J. FREELS, BIOGRAPHY Jeff is a storyteller who works thru prose and pictures. His stories, poetry, illustrations, drawings, and cartoons are evocative and often whimsically offbeat.
Reliable sources say that Jeff began drawing as soon as he could hold a pencil. Soon there were stashes of pencils in cubby holes all over the house -just in case. Jeff would draw all the time. Strange inventions, and whimsical creatures were always favorites, and still are to this day. At the end of his first year in college after he’d worked himself into a coma, literally, those who knew him were relieved when he woke up, and asked for his drawing pad and pencils, for this meant that he was truly back!
When Jeff was five years old, he was diagnosed with Juvenile Diabetes. The prognosis was that he would not live past his 21st birthday, and if he managed to live that long, he would have gone blind and had his legs amputated -cos that’s just what happens to diabetics. Believe it or not, this kind of bedside manner has an effect on a five year old kid, but there’s no reason to go into that here.
In high school Jeff started playing Dungeons & Dragons. This was his introduction into the world of Role-Playing Games and the magic of collaborative storytelling. This was how he learned to talk to other people, to relate, and create. There was a new outlet for his fantastical drawings and stories!
Jeff went to college at a little place in the trees called The Evergreen State College. He studied English, and a little bit of art, and even earned college credit in vampirology. He got into the Teaching certification program with an essay on a teacher’s interpretation of Mary Shelly’s Frankenstein, and received his Masters Degree in Teaching in 1993.

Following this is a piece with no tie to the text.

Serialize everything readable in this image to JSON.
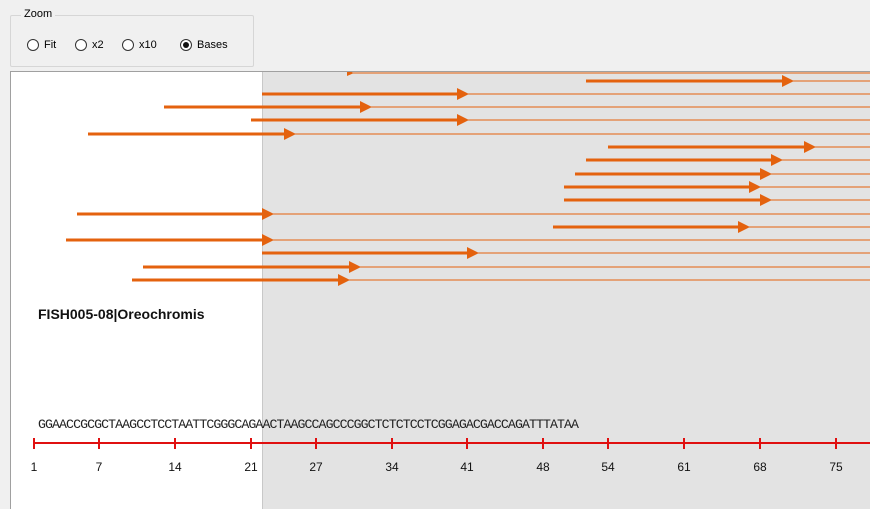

While in college he met and fell instantly and madly in love with Raquel. She was there when his eyes fell apart. He was there for her when an irresponsible doctor killed her kidneys and put her on dialysis. For a time they even dialized side by side. All the money Jeffwerx made went to try to get her a kidney transplant, but she died before that could happen. The two were together almost every day and night for 30 years until her death in 2018.

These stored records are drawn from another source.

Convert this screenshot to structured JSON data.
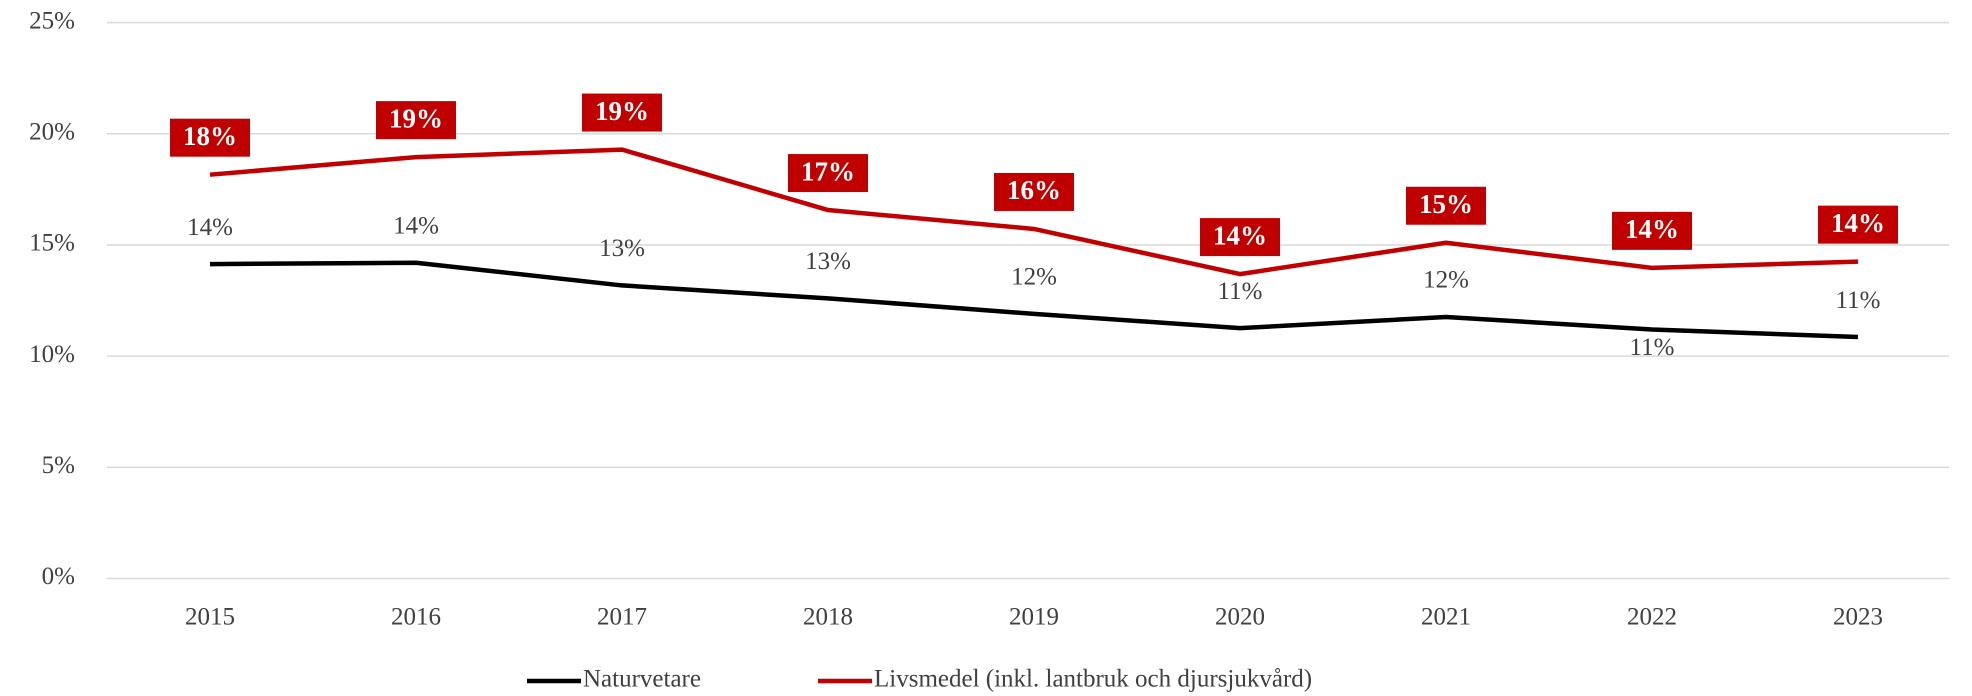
{
  "chart_data": {
    "type": "line",
    "categories": [
      "2015",
      "2016",
      "2017",
      "2018",
      "2019",
      "2020",
      "2021",
      "2022",
      "2023"
    ],
    "series": [
      {
        "name": "Naturvetare",
        "color": "#000000",
        "values": [
          14.14,
          14.2,
          13.18,
          12.6,
          11.9,
          11.26,
          11.76,
          11.2,
          10.86
        ],
        "value_labels": [
          "14%",
          "14%",
          "13%",
          "13%",
          "12%",
          "11%",
          "12%",
          "11%",
          "11%"
        ]
      },
      {
        "name": "Livsmedel (inkl. lantbruk och djursjukvård)",
        "color": "#c00000",
        "values": [
          18.16,
          18.95,
          19.29,
          16.57,
          15.72,
          13.69,
          15.1,
          13.97,
          14.25
        ],
        "value_labels": [
          "18%",
          "19%",
          "19%",
          "17%",
          "16%",
          "14%",
          "15%",
          "14%",
          "14%"
        ]
      }
    ],
    "ylim": [
      0,
      25
    ],
    "yticks": [
      {
        "value": 0,
        "label": "0%"
      },
      {
        "value": 5,
        "label": "5%"
      },
      {
        "value": 10,
        "label": "10%"
      },
      {
        "value": 15,
        "label": "15%"
      },
      {
        "value": 20,
        "label": "20%"
      },
      {
        "value": 25,
        "label": "25%"
      }
    ],
    "grid": true,
    "legend": "bottom"
  }
}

In order to pay the rent until he found a steady teaching job, he somehow found himself doing a lot of retail management in places like video arcades, comic book and gaming shops, and a bookstore. He was able to teach drawing and cartooning on the side, as well as introductory RPG classes as afterschool enrichment classes. As a guest faculty he taught a few individual contracts at The Evergreen State College on topics including distopian literature, Shakespeare, and Folklore -with a bit of magic thrown in for good measure.
It wasn’t until Jeff was 32 that his eyes started to fall apart. The next several years were filled with horrible surgeries and long painful recovery periods. After each surgery he lost a bit more of his vision, but kept working to relearn how to draw.
This is probably a good time to crack the code of the whole “blind cartoonist” thing. For those who don’t know about vision ratings, 20/20 is perfect vision and means that an object 20 feet away has the clarity of an object 20 feet away, it looks just how it’s supposed to. 20/200 means that an object 20 feet away is distorted so much it seems as if it’s 200 feet away. At less than 20/200 vision they start using “Finger Tests” (holding fingers up to see if you can count them or even tell they’re fingers). This is where he’s at. He qualifies as well within the range of “legally blind”. It also means that he walks with a white cane and will never be able to drive a car again (unless he gets in a real mood and then, LOOK OUT WORLD). Because his eye can’t focus well he also doesn’t have very good color recognition and does a lot of guesswork there. He draws by strapping on super-duper magnifying lenses and works about an inch away from the drawing surface. This is a very slow process, but he’s still in the race, just him and the tortoise back there, but they’re still chuggin’ away.